If you use this code in your research, please cite the following publication: https://arxiv.org/abs/2108.12510
@article{gowda2021pulling,
title={Pulling Up by the Causal Bootstraps: Causal Data Augmentation for Pre-training Debiasing},
author={Sindhu C.M. Gowda and Shalmali Joshi and Haoran Zhang and Marzyeh Ghassemi},
journal={arXiv preprint arXiv:2108.12510},
year={2021}
}
Run the following commands to clone this repo and create the Conda environment:
git clone git@github.com:MLforHealth/CausalDA.git
cd CausalDA/
conda env create -f environment.yml
conda activate causalda
See DataSources.md for detailed instructions to setup the WILDS and CXR datasets. This is not necessary for the synthetic experiments.

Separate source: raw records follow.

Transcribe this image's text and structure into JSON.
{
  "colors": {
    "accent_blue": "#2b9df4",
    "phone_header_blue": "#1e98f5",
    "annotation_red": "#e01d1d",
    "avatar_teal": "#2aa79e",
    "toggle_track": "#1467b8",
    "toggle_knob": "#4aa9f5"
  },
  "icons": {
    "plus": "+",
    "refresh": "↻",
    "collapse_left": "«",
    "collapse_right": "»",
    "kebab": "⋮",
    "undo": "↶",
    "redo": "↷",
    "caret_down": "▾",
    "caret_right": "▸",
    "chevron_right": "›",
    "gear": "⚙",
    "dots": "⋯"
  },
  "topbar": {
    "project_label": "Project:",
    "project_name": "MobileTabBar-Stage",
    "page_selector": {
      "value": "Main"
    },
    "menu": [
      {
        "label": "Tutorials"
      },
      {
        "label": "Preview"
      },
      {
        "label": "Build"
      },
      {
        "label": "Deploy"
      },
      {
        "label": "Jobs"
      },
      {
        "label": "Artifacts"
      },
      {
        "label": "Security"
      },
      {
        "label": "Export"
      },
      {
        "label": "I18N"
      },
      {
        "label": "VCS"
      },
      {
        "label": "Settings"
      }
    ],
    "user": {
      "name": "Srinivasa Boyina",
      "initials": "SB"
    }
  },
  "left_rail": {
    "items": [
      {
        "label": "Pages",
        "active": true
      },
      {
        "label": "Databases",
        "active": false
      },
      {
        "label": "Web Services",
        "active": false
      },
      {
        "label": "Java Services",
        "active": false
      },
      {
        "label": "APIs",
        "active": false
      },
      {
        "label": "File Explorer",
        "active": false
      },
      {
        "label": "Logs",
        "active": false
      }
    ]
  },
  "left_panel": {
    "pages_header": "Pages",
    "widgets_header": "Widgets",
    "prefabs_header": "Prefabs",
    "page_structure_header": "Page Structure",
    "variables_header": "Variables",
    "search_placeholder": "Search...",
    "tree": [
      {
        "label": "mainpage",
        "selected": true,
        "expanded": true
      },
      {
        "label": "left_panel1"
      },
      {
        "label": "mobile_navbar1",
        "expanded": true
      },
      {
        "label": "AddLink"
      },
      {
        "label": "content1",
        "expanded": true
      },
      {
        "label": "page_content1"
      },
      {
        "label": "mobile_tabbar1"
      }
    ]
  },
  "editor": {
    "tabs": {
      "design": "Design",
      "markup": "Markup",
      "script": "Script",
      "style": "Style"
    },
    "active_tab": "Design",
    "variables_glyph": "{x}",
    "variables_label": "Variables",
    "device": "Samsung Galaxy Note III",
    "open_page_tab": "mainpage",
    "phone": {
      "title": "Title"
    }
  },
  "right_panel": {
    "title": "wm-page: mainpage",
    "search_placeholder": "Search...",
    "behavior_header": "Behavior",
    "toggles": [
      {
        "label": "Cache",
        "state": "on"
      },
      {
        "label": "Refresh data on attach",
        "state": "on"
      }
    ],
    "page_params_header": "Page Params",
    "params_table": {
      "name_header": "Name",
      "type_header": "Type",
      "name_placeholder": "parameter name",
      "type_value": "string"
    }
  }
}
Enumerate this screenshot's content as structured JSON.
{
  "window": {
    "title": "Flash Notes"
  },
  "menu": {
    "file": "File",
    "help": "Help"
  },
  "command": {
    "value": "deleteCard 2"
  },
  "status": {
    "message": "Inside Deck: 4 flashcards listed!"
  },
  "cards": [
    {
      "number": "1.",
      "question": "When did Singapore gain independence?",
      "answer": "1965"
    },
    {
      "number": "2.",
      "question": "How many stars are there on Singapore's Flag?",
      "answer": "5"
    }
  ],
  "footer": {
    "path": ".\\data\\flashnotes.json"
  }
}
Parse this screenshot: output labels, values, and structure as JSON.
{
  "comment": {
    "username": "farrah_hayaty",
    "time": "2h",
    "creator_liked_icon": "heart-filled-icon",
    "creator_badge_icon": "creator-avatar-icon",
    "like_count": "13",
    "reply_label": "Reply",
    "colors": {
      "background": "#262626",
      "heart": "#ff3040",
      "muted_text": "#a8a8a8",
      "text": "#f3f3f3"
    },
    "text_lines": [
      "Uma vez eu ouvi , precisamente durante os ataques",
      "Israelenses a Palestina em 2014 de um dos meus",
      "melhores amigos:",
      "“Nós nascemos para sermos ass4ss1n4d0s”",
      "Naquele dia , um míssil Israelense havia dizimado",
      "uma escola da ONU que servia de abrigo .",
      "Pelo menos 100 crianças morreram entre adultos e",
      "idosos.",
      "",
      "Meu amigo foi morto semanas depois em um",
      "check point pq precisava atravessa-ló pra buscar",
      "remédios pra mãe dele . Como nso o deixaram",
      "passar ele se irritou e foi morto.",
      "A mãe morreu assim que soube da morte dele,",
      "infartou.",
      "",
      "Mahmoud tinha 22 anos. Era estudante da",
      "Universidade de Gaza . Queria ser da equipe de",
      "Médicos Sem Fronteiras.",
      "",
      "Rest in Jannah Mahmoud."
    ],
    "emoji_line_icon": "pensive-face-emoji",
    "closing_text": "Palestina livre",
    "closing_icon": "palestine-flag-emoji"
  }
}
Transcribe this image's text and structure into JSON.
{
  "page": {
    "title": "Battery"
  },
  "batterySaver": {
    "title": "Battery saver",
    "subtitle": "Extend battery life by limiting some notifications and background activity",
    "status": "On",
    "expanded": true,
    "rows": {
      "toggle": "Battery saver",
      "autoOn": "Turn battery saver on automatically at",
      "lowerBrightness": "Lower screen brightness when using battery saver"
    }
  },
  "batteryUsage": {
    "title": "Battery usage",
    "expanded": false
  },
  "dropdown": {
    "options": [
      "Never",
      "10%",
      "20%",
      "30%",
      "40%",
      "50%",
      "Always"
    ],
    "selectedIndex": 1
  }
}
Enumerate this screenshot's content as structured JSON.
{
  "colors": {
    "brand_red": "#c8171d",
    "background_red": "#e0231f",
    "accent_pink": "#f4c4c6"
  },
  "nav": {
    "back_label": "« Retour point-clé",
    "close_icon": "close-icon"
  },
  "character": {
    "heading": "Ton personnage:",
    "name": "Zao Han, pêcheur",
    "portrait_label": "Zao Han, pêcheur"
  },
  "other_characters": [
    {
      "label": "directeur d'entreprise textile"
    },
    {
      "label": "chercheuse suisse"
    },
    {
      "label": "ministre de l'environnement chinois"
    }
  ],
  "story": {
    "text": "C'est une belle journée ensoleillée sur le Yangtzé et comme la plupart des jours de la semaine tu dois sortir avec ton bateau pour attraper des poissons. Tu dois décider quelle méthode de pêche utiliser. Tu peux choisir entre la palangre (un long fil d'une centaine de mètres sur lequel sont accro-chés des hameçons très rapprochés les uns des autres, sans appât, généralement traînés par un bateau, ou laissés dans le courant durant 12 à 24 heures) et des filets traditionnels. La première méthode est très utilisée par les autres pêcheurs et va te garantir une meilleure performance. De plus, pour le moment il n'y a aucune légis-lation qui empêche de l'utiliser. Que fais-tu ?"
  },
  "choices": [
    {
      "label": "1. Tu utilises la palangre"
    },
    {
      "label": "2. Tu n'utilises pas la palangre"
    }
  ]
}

To train a single model, e.g.
python train_synthetic.py \
--type par_back_front \
--corr-coff 0.75 \
--test-corr 0.75 \
--output_dir /path/to/output
or
python train.py \
--type back \
--data camelyon \
--data_type Conf \
--domains 2 3 \
--corr-coff 0.95 \
--seed 0 \
--output_dir /path/to/output
To reproduce the experiments in the paper by training grids of models, call sweep.py
using the class names defined in experiments.py
as experiment names, e.g.
python sweep.py launch \
--experiment CXR \
--output_dir /my/sweep/output/path \
--command_launcher "local"
This command can also be ran easily using launch_scripts/launch_exp.sh
. You will likely need to update the launcher to fit your compute environment.
We provide sample code for creating aggregate results for an experiment in AggResults.ipynb
.
We make use of code from the WILDS benchmark as well as from the DomainBed framework.
This source code is released under the MIT license, included here.